Кудрейко резким движением высвободился.
— Уж лучше бы вы молчали, Алексей Архипыч, — с сожалением сказал он. — А то после «Байкала»… извините за прямоту, разочаровываете.
— Присоединяюсь к вашему мнению, — Баландин встал, с глубоким укором посмотрел на Чернышёва. — Я… тоже не ожидал, Алексей Архипович. Давайте действительно выпьем и пойдём есть щи, больше нам ничего не остаётся.

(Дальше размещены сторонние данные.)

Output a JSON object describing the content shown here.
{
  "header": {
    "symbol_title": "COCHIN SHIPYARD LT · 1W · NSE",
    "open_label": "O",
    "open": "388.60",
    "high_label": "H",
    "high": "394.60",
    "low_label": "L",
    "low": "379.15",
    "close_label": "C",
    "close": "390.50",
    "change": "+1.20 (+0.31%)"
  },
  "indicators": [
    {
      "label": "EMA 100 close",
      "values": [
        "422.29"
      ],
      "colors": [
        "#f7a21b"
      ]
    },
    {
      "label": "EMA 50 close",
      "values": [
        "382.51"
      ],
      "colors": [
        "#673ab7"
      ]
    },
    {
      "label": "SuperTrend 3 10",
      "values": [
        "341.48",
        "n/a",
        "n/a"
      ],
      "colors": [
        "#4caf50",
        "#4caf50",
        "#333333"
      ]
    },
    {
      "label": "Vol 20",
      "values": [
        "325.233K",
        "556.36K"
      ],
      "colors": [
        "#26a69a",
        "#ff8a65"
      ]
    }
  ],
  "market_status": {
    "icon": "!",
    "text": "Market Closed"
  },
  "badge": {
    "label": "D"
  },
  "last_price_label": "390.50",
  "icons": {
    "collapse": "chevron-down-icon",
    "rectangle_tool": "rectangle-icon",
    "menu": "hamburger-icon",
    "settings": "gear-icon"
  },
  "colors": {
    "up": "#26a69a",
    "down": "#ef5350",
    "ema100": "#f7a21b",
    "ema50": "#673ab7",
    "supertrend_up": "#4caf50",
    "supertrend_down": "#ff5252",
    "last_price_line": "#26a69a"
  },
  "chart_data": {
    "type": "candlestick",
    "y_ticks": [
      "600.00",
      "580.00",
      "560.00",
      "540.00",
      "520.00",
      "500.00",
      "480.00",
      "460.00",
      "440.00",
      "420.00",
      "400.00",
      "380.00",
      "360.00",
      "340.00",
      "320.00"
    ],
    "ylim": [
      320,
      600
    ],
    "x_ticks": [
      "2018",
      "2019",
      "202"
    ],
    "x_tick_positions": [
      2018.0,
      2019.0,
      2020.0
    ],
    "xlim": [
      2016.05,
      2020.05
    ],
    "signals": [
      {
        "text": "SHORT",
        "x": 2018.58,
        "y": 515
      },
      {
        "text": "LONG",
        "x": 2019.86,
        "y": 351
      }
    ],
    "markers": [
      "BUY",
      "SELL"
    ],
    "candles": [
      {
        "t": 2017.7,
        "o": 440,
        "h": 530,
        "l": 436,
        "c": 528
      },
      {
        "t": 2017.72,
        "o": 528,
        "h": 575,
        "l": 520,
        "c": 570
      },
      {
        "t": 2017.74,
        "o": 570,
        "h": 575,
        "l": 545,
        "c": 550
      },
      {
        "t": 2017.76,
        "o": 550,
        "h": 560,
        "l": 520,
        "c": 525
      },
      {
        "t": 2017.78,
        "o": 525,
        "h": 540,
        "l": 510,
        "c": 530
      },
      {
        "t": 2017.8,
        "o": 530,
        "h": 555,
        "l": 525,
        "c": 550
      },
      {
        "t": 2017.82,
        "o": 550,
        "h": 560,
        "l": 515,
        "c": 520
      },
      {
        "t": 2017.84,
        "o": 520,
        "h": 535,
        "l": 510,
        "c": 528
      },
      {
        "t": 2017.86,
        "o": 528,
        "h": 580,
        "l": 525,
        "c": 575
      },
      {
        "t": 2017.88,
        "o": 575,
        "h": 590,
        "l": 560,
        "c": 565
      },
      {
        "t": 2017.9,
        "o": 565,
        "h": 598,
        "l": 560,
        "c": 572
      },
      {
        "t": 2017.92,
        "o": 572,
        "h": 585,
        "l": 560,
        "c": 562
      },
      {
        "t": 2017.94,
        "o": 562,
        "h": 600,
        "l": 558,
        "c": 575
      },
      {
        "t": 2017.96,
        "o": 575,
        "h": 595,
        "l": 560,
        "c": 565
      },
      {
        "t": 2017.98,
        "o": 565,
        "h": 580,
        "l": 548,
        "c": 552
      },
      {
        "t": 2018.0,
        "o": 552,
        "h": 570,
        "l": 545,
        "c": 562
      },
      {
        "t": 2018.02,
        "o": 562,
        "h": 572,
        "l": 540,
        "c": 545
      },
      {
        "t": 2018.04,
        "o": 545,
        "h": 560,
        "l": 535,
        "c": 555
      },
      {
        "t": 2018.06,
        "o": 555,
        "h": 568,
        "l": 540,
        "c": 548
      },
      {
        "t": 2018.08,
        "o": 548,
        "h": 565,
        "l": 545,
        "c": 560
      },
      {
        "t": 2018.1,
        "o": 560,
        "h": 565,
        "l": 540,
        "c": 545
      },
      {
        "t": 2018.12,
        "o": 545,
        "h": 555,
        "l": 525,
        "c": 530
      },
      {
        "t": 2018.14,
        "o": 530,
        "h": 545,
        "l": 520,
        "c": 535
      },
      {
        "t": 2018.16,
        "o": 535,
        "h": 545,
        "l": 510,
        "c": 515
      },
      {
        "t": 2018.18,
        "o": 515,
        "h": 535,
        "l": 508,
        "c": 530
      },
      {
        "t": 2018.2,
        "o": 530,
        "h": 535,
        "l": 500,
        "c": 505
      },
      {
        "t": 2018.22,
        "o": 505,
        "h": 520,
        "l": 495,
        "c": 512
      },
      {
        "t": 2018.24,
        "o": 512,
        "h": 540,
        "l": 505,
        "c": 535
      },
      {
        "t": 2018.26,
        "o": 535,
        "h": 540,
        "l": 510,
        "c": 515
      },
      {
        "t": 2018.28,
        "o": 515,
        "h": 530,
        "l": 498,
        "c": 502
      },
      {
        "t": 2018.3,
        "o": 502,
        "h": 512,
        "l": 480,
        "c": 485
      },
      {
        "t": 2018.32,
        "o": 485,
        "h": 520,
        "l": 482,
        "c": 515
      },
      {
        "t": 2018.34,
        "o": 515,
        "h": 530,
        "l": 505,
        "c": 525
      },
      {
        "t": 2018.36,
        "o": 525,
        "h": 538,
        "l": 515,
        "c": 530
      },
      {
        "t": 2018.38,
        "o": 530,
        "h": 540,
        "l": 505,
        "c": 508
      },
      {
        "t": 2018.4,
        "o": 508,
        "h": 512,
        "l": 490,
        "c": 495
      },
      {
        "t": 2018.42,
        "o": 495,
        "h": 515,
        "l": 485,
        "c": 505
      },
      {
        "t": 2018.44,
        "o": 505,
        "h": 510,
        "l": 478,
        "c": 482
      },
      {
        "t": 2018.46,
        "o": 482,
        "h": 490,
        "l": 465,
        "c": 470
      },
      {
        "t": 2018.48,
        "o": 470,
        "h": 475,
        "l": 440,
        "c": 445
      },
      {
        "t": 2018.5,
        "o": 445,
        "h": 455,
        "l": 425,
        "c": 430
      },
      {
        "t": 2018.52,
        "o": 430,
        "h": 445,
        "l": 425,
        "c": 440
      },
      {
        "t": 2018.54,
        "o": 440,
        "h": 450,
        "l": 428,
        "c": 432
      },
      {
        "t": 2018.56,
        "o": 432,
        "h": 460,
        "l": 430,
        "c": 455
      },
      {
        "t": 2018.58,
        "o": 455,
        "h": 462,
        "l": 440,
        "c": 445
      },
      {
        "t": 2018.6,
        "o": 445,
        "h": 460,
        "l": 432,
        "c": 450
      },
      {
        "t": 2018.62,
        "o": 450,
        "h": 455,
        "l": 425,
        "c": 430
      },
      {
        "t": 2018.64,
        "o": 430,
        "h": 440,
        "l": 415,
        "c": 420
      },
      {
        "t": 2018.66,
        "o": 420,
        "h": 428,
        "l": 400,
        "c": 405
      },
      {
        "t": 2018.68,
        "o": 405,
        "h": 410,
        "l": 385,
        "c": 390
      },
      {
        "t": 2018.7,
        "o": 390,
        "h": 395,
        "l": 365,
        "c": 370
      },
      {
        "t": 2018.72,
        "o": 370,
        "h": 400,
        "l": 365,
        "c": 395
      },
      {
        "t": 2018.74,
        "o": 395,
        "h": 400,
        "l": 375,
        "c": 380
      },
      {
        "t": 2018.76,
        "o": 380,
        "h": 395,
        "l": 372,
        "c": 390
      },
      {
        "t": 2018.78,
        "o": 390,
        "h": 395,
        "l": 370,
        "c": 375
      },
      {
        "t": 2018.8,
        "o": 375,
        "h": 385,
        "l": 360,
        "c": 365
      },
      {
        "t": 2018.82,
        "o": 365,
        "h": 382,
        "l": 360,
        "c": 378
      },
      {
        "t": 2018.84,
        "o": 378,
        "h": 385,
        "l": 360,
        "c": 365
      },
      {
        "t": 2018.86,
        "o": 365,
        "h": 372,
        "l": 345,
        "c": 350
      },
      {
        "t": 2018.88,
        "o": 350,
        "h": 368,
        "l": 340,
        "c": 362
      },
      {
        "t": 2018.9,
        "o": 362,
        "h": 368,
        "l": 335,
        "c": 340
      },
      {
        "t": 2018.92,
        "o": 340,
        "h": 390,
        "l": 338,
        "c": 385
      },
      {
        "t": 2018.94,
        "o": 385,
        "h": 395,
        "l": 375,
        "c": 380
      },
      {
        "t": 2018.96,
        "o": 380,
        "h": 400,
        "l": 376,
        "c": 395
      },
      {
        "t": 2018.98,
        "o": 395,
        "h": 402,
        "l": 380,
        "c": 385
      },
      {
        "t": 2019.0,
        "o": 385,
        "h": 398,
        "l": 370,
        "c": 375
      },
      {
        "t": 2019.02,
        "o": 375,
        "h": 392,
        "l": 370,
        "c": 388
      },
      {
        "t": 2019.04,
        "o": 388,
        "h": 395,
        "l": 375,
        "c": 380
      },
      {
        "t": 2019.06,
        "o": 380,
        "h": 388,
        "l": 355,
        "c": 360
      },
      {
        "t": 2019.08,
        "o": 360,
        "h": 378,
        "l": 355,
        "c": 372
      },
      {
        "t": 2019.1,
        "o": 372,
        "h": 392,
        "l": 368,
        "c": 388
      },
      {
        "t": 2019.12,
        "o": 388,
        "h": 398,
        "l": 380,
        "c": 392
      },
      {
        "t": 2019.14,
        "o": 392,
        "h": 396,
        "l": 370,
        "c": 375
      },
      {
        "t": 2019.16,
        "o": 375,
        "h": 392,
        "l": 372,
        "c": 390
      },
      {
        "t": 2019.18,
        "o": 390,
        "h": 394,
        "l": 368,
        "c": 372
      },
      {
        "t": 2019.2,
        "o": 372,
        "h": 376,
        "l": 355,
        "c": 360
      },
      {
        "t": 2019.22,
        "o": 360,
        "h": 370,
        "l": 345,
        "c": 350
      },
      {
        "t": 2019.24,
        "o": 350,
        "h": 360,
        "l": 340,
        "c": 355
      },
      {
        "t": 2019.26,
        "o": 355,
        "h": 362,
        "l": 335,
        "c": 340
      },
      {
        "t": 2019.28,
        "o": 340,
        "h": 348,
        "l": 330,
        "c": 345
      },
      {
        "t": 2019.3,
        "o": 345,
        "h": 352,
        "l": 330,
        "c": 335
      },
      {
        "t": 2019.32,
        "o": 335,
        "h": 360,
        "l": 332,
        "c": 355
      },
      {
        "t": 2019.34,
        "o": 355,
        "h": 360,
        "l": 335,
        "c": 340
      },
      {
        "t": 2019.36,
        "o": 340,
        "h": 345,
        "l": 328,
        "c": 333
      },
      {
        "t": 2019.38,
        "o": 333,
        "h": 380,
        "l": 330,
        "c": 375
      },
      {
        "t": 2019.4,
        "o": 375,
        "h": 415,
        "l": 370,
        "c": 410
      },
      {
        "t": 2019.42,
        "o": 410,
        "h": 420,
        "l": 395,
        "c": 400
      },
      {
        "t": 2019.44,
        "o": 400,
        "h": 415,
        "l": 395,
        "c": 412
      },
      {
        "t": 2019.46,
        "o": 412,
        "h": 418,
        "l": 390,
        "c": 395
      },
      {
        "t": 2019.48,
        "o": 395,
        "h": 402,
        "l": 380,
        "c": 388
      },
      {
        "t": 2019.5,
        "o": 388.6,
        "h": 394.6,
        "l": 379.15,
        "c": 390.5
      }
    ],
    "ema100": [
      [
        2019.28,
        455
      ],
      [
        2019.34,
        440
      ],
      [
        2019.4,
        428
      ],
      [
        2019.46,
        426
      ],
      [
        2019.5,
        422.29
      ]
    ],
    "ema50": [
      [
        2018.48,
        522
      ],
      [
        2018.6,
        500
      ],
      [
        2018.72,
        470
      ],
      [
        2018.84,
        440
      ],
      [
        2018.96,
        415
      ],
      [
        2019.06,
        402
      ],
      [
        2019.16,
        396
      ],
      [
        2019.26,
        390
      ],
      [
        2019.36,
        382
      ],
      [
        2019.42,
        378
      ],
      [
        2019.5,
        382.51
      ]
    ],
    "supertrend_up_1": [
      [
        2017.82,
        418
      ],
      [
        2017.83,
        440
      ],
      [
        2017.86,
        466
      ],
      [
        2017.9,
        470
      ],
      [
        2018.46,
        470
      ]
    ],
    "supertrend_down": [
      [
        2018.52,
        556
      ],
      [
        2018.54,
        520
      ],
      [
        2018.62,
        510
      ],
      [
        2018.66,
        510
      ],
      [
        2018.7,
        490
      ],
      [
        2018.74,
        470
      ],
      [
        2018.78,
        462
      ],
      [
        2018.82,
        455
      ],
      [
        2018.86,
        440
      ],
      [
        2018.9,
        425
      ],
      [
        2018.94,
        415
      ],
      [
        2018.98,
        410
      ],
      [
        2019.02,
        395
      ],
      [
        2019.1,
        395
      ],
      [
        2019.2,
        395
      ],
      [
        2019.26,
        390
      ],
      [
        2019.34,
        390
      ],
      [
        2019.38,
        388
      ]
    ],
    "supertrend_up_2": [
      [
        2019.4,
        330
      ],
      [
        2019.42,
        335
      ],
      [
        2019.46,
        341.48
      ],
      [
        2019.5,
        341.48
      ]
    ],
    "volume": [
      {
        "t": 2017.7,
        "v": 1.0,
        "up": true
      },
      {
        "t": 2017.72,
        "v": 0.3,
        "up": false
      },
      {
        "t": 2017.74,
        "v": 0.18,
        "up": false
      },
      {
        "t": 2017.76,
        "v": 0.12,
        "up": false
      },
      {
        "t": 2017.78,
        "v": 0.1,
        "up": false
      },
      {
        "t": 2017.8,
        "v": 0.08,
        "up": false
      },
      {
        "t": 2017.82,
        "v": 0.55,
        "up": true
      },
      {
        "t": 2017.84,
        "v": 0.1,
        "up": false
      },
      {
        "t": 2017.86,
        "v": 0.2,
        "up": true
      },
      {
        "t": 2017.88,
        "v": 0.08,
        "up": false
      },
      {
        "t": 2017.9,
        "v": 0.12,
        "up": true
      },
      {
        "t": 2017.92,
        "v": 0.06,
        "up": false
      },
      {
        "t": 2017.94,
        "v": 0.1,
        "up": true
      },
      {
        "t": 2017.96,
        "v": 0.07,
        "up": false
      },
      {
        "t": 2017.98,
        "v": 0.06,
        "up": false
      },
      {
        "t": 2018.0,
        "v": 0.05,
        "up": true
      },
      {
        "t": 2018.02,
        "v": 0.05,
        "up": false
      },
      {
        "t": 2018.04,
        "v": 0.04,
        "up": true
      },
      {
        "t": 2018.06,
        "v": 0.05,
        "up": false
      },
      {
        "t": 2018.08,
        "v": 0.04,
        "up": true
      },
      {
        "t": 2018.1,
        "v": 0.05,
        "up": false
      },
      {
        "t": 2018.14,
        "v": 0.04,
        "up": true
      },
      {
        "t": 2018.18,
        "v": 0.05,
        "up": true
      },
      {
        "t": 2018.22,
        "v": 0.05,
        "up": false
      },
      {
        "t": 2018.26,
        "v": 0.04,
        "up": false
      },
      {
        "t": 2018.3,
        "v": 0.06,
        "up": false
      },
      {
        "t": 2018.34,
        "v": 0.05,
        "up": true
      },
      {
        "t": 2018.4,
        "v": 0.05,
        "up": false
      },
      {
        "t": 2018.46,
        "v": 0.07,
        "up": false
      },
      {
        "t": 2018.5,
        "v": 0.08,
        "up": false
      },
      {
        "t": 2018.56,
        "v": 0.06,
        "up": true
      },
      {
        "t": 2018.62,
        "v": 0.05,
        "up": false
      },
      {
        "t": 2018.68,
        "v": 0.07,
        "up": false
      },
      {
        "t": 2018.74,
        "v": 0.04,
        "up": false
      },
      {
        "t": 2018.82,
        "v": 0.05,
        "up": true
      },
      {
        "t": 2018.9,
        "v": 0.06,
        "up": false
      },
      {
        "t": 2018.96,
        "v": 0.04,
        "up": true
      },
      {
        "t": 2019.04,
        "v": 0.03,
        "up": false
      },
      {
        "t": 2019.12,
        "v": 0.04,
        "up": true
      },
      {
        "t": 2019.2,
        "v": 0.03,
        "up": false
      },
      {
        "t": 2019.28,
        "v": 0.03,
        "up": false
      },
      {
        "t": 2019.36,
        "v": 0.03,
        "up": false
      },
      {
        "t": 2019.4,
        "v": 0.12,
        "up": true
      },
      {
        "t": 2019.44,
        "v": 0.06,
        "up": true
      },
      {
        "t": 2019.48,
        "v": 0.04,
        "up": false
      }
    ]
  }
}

Корсаков заторопился к серванту.
— Хорошо бы, конечно, выпить, — вздохнул Чернышёв, — а нельзя. Правило у меня на борту такое, Виктор Сергеич.
— Алексей Архипович… — Корсаков прямодушно развёл руками. — Ну, не будьте бюрократом, в честь окончания!
Глаза у Чернышёва блеснули.
— Окончания чего? — переспросил он, прикладывая ладонь к уху. — Ась?
Баландин, который уже держал рюмки, замер. Все притихли. Мы уже давно усвоили, что, когда Чернышёв начинает свои штучки, кому-то будет совсем не смешно. Корсаков знал это не хуже нас. Он поставил бутылку на место, с подчёркнутым спокойствием уселся в кресло и стал смотреть Чернышёву прямо в глаза.